親の職業のメリット・デメリットをよく知っています。

お医者さんの子供が、お医者さんになることが多いのが、親の職業のメリットについてよく知っているからでしょう。

公務員の子供が、公務員や上場企業のサラリーマンになることを好むのも、手堅い職業であることのメリットを良く知っているからでしょう。

商売人の子供は、大手企業の安定性に対するあこがれと商売人の自由を手放すことげのためらいとの間で揺れるでしょう。

『門前の小僧、習わぬ教を読む』ではありませんが、長年、身近にあったものは、メリットもデメリットもよくわかります。

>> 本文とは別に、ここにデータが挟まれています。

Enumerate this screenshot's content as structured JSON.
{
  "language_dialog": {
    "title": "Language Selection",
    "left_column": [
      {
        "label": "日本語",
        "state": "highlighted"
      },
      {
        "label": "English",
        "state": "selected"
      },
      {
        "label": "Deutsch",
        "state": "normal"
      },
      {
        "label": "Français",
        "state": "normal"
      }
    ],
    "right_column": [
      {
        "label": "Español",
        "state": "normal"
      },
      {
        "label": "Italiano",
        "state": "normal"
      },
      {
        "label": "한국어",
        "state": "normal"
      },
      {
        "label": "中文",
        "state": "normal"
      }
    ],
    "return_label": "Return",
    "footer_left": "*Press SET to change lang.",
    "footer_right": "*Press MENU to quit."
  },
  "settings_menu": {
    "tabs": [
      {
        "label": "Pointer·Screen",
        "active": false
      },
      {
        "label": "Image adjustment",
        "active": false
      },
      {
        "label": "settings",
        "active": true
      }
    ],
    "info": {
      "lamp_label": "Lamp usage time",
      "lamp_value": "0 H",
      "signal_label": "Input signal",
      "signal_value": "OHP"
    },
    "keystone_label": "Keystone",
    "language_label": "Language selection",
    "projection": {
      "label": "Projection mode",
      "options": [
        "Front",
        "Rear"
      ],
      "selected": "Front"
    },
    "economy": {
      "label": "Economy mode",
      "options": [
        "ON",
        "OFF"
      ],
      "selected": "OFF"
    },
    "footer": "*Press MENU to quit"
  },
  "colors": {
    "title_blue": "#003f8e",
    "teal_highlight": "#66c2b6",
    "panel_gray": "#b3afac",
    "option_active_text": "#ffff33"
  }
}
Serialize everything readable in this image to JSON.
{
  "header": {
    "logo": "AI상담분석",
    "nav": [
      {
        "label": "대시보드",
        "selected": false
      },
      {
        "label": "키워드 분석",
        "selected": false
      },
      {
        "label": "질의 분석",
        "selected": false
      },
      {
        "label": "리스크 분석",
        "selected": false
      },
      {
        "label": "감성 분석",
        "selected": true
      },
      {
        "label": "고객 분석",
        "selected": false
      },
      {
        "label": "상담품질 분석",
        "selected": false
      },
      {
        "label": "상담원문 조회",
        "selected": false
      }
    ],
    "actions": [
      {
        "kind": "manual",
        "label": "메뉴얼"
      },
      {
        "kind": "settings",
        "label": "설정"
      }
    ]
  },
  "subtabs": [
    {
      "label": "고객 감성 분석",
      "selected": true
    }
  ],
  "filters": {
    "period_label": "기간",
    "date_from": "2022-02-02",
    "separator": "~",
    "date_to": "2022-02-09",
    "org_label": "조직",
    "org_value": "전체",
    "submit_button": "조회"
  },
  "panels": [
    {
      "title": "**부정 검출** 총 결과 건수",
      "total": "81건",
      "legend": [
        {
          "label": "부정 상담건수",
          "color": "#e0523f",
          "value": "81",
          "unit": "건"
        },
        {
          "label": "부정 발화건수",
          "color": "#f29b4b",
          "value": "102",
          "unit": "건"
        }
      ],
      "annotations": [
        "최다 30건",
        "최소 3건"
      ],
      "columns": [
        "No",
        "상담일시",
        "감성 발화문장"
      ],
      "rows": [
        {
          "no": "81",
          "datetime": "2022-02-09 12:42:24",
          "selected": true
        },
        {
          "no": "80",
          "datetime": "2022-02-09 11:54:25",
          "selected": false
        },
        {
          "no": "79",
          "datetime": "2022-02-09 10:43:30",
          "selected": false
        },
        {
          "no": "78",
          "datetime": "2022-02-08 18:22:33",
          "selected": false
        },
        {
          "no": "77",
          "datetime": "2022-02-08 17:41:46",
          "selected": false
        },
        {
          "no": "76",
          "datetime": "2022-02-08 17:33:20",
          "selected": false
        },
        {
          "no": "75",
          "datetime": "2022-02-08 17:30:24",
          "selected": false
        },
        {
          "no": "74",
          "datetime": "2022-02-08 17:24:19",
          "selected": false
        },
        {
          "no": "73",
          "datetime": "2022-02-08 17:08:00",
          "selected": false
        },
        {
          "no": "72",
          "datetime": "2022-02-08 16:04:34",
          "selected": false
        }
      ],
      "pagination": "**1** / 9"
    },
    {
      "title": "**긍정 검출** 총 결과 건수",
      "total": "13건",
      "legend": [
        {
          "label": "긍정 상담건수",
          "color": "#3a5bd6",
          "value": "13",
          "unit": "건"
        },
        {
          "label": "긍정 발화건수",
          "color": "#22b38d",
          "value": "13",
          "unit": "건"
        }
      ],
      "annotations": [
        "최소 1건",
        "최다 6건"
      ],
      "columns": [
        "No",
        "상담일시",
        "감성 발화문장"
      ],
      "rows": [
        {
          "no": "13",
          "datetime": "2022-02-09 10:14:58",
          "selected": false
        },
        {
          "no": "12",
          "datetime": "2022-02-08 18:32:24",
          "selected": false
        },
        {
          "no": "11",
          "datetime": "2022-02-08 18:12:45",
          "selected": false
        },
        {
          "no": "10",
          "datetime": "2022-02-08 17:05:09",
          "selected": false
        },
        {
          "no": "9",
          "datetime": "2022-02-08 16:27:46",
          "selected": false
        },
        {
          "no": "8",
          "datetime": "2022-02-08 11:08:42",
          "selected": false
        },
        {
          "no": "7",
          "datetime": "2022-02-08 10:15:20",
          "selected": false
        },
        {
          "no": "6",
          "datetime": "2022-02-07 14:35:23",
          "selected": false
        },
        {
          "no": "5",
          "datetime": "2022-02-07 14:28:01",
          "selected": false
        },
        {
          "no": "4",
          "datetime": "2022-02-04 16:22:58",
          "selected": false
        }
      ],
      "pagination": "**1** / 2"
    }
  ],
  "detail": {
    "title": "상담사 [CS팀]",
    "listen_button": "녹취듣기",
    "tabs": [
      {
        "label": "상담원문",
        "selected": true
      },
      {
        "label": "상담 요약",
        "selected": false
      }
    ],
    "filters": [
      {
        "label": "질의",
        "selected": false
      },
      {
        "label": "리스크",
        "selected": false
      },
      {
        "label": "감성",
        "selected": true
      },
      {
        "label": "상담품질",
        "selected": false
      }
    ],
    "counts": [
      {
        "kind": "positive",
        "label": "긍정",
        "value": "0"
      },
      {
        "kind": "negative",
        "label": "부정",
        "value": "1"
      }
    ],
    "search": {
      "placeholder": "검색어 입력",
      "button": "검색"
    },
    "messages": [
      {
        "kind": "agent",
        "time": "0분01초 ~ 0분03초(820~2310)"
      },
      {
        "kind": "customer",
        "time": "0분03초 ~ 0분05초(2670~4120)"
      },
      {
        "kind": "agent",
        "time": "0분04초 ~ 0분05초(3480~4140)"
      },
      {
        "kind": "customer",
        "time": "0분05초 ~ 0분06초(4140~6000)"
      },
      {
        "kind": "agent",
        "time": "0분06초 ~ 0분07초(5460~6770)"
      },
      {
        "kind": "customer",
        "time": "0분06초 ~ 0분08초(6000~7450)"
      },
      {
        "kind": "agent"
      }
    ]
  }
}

親や身近な存在の人を同じ職業に就くことが多いのは、メリットとデメリットを天秤にかけて、メリットのほうが多いと感じるからでしょう。親と違う職業につくのは、親の職業のデメリットから逃れたいと思ったからでしょう。

一方で、仕事を決められず、転々と職を変えている人もいます。よく自分探しという言葉を彼らは口にします。

自分探ししている人が、なかなか自分を探せないのは、新しいことに不慣れで、メリットとデメリットがよくわからないからです。

新しいものを始めたものの、慣れないことに戸惑り、戸惑うことで自分に合わないと決めつけてしまう。

彼らは何かを最後までやり遂げるという体験が乏しいですから、戸惑っただけで、すぐ途中で投げ出してしまう。

井原西鶴先生は、『日本永代蔵』のなかで、『手遠きねがひを捨てて、近道にそれぞれの家職を励むべし』と主張されています。

身近にある職業で成功を重ねて自分を変えていくほうが、漠然とした夢を探しているよりも、よほど幸せであるということだと思います。

身近にあるものに親しみ、門前の小僧になりましょう。自然と成功してしまうものが身近にあるのです。